Fuel giant Ampol to build electric vehicle charging sites across Australia

If fuel inflation has done one good thing it is to highlight why moving to electric vehicles as fast as Australia can do it is a smart thing.

On Thursday, Ampol chief executive Matt Halliday revealed the company’s new EV charging brand AmpCharge, with five pilot charging sites dotted across the country to be up and running in June and July.

Halliday’s plan is for Ampol to be as fundamental to the electricity infrastructure of the future as it is to fuel distribution today. That means not just keeping Australians on the move, but keeping the lights on in Australian homes. It’s an ambitious goal and it all starts with the electric vehicle.

Ampol’s energy trading hub in Singapore gives it deep insight into global flows and pricing as Russia moves to shut off European countries from its gas supply. Halliday says he has never seen a wider spectrum of potential outcomes for fuel prices.

In Australia this week’s shock 5.1 per cent inflation read for the year to March included a whopping 13.7 per cent jump in the transportation input.

Halliday sees a growing number of people wanting to shift to EVs from Ampol’s customer intentions data.

“Fuel prices are high. We are going to see higher energy pricing across the board as we are moving through this phase. The geopolitical situation is exacerbating that.

“All these facets of the market are interconnected to some extent and we are going to see energy price inflation right across the system,” he warns. EV penetration in Australia sits at a paltry 0.14 per cent for 2020-21, according to the latest Australian Bureau of Statistics figures. EVs made up 2.97 per cent of new car sales in the first quarter of 2022.

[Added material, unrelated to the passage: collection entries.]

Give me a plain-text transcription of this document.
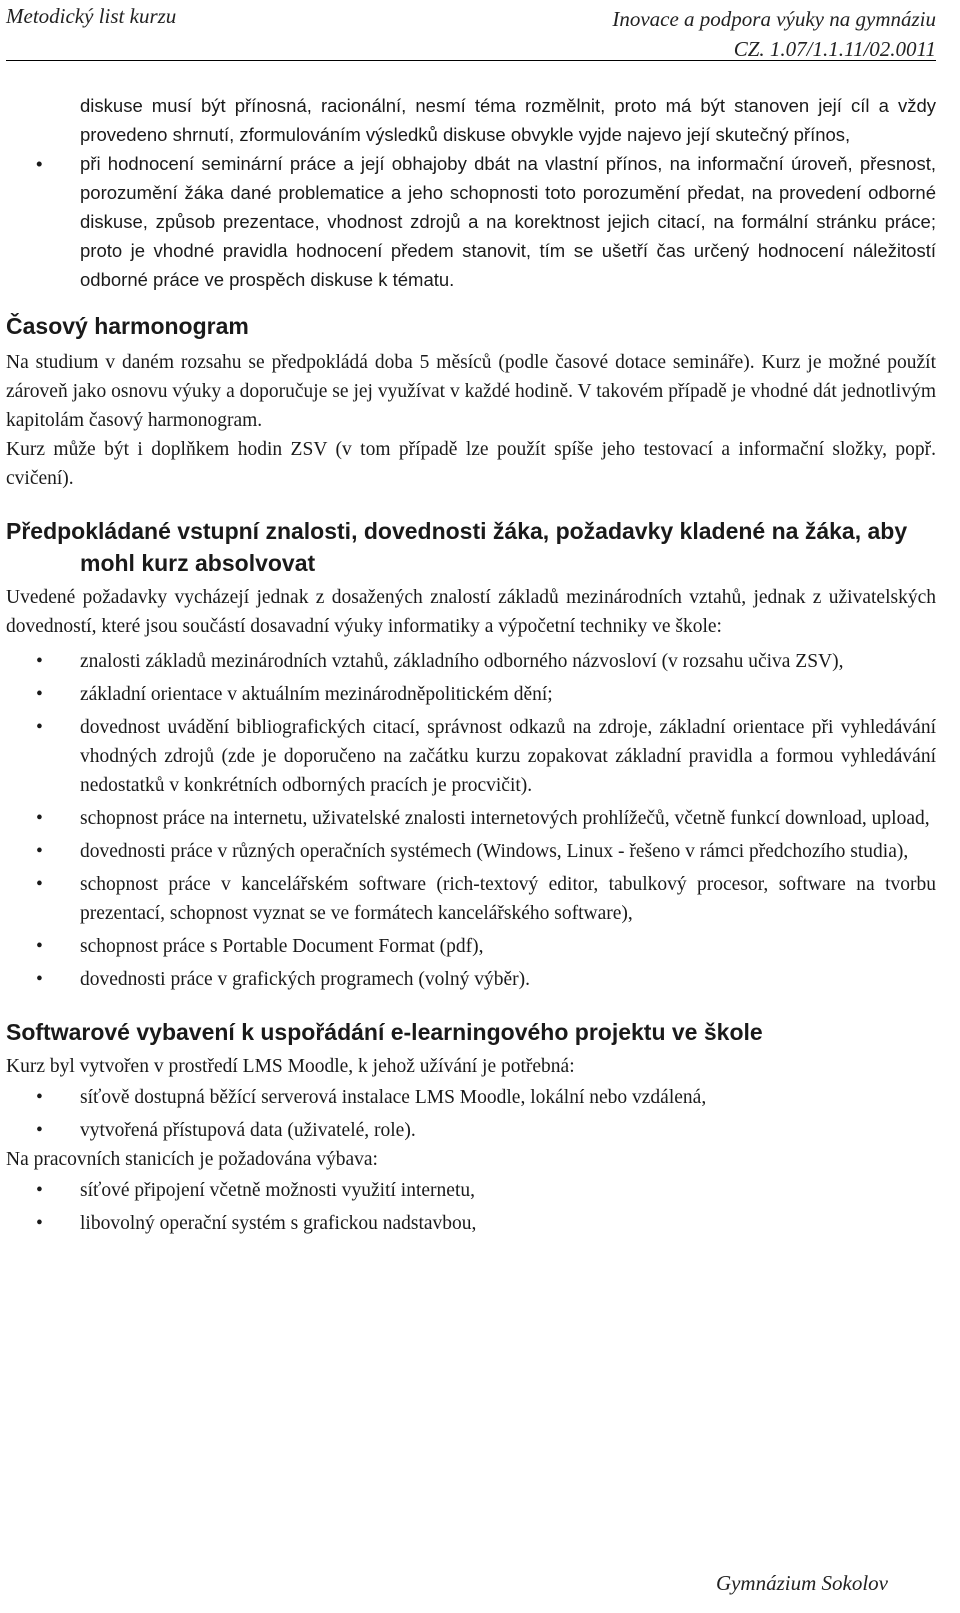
Metodický list kurzu	Inovace a podpora výuky na gymnáziu
CZ. 1.07/1.1.11/02.0011

diskuse musí být přínosná, racionální, nesmí téma rozmělnit, proto má být stanoven její cíl a vždy provedeno shrnutí, zformulováním výsledků diskuse obvykle vyjde najevo její skutečný přínos,

• při hodnocení seminární práce a její obhajoby dbát na vlastní přínos, na informační úroveň, přesnost, porozumění žáka dané problematice a jeho schopnosti toto porozumění předat, na provedení odborné diskuse, způsob prezentace, vhodnost zdrojů a na korektnost jejich citací, na formální stránku práce; proto je vhodné pravidla hodnocení předem stanovit, tím se ušetří čas určený hodnocení náležitostí odborné práce ve prospěch diskuse k tématu.
Časový harmonogram

Na studium v daném rozsahu se předpokládá doba 5 měsíců (podle časové dotace semináře). Kurz je možné použít zároveň jako osnovu výuky a doporučuje se jej využívat v každé hodině. V takovém případě je vhodné dát jednotlivým kapitolám časový harmonogram.

Kurz může být i doplňkem hodin ZSV (v tom případě lze použít spíše jeho testovací a informační složky, popř. cvičení).

Předpokládané vstupní znalosti, dovednosti žáka, požadavky kladené na žáka, aby mohl kurz absolvovat

Uvedené požadavky vycházejí jednak z dosažených znalostí základů mezinárodních vztahů, jednak z uživatelských dovedností, které jsou součástí dosavadní výuky informatiky a výpočetní techniky ve škole:

• znalosti základů mezinárodních vztahů, základního odborného názvosloví (v rozsahu učiva ZSV),
• základní orientace v aktuálním mezinárodněpolitickém dění;
• dovednost uvádění bibliografických citací, správnost odkazů na zdroje, základní orientace při vyhledávání vhodných zdrojů (zde je doporučeno na začátku kurzu zopakovat základní pravidla a formou vyhledávání nedostatků v konkrétních odborných pracích je procvičit).
• schopnost práce na internetu, uživatelské znalosti internetových prohlížečů, včetně funkcí download, upload,
• dovednosti práce v různých operačních systémech (Windows, Linux - řešeno v rámci předchozího studia),
• schopnost práce v kancelářském software (rich-textový editor, tabulkový procesor, software na tvorbu prezentací, schopnost vyznat se ve formátech kancelářského software),
• schopnost práce s Portable Document Format (pdf),
• dovednosti práce v grafických programech (volný výběr).
Softwarové vybavení k uspořádání e-learningového projektu ve škole

Kurz byl vytvořen v prostředí LMS Moodle, k jehož užívání je potřebná:

• síťově dostupná běžící serverová instalace LMS Moodle, lokální nebo vzdálená,
• vytvořená přístupová data (uživatelé, role).

Na pracovních stanicích je požadována výbava:

• síťové připojení včetně možnosti využití internetu,
• libovolný operační systém s grafickou nadstavbou,
Gymnázium Sokolov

Over the last decade global carmakers had little interest in growing an EV market in Australia when energy transition seemed a second-order issue.

Matt Halliday says that Ampol’s commitment to roll out 121 EV sites with universal charging points across Australia by September 2023 is a shift in gear that will be noticed by EV manufacturers. “When they see what is happening across the government, across customer intentions and across enabling infrastructure, these kinds of steps are important,” he says.

“The big global (original equipment manufacturers) will prioritise their own needs in their own portfolios but the customer opportunity is here. So absent supply-side challenges that they are all experiencing, they will be looking to get vehicles on the ground here in Australia and they are being snapped up.”

To deliver on the EV infrastructure rollout, Ampol placed orders for 300 charging units across three different suppliers, including local Tritium, to minimise its supply risk.

Hallidy says for Aussies comparing an EV with a petrol car, when upfront and ongoing running costs are considered, parity is achieved by mid-decade. If just the capital cost of both vehicles are considered, without the energy costs, then parity is at the end of the decade.

He puts the inflection point for EVs in Australia at 2030, with a ramp-up before then. “Vehicles are starting to arrive, and some you see in market are impressive. That is helping to drive purchasing intentions from customers. It’s going to be about vehicle availability when you look at supply chains as to when you see the tipping point,” he says.

Once EVs are commonplace drivers will be charging at Ampol forecourts, at shopping centres, at offices and – very importantly – at home.

It is that home charging market which offers a new market – retail electricity.

Ampol will offer bundling for customers to charge at home and on the road in a trial this year. “We’ve applied for our retail electricity licence and it will be integrated into that offer for those customers who have EVs,” says Halliday.

The retail electricity strategy will start small as a test and learn exercise. But expect Halliday to leverage Ampol’s rich network: 80,000 customers use an AmpolCard, and there are three million retail customers a week.

Ampol is preparing for battle to take retail market share from big incumbents like Origin, AGL and EnergyAustralia – first raised by Robert Gottliebsen in December.

Access to customer data and strong marketing skills will be very important. Add to that Ampol’s commodities trading capabilities, which can support the strategy with risk management.

Halliday is using Ampol’s large holding of corporate fleet customers to drive scale in the early stages by offering a package solution.

“The feedback we get is make life easy for us: I can give my employee a fuel card today, a vehicle today so they can go and refuel at an Ampol station as they are travelling around. And look at a solution for how the customer can easily separate what their cost for work is as opposed to their home electricity bundle,” he says.

The good news for Ampol is that high global fuel prices have buoyed refiner margins at Lytton, shoring up a first quarter profit up 50 per cent over the previous year. Cashflow generated from the core business is needed for the inevitably loss-making future energies side. “It’s important in terms of the role that Ampol can play as a distributer of fuels today to become a distributor of a broader set of energies tomorrow. That’s going to require investment as we look to transition and grow the business,” says Halliday.